From the May 2022 home price peak to May 2023, California home prices dropped 4% below their peak in the low-tier price range, 7% lower in the mid-tier price range and 6% lower in the high-tier price range.

With prices falling, all owners who bought with less than 5% down within the past three years are presently underwater with negative equity. They will not be able to receive a sufficient price for the resale of their home to pay off the lender, cover transactional costs such as brokerage fees, and close escrow — without the seller depositing the deficiency or the lender agreeing to a discount.

Meanwhile, media commentators today are advising buyers to date the rate, marry the house. In other words, view the house as a long-term investment and view the current rising mortgage rates as merely temporary — you can always refinance when interest rates fall. That rates will fall going forward is an expectation honed over the past 40-year period ending 2012 and reinforced during the pandemic.
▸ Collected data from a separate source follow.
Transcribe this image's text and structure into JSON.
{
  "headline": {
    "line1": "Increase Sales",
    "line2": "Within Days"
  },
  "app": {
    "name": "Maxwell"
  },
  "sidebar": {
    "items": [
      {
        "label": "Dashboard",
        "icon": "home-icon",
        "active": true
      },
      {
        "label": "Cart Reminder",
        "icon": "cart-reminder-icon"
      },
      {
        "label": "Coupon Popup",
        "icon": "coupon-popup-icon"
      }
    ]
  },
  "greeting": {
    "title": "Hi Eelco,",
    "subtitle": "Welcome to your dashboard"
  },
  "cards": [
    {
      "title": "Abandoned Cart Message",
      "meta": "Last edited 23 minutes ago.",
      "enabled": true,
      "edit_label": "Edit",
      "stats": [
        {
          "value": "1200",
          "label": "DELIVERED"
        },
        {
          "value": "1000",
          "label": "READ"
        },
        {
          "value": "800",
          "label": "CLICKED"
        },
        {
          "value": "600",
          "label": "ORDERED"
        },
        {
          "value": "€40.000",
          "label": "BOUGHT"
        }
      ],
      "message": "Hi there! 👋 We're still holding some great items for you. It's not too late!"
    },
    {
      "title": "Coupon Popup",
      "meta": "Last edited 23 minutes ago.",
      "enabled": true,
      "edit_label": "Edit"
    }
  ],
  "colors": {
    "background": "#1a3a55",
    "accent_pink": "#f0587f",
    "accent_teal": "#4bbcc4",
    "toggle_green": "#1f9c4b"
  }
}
But this strategy won’t work. When buyers put down payments less than 20% of the purchase price and home prices recede in the coming recession, they will be underwater and unable to refinance. Also, refinancing won’t work following the recession as interest rates will be in a rising rate environment.

First-time homebuyers who are just entering the market will be better served by waiting and not purchasing during periods like now when prices are declining. Otherwise, they’ll fast be underwater when putting down less than 20%.

firsttuesday forecasts prices will fall back through 2024 and won’t find a bottom until 2025. Beginning around 2026, prices will gradually rise as we cycle from recession into recovery. Also, as prices bottom and the recovery begins to set in, mortgage rates will be lower than the 7% experienced today. Now that combination is a win-win situation for the patient, astute buyer of real estate.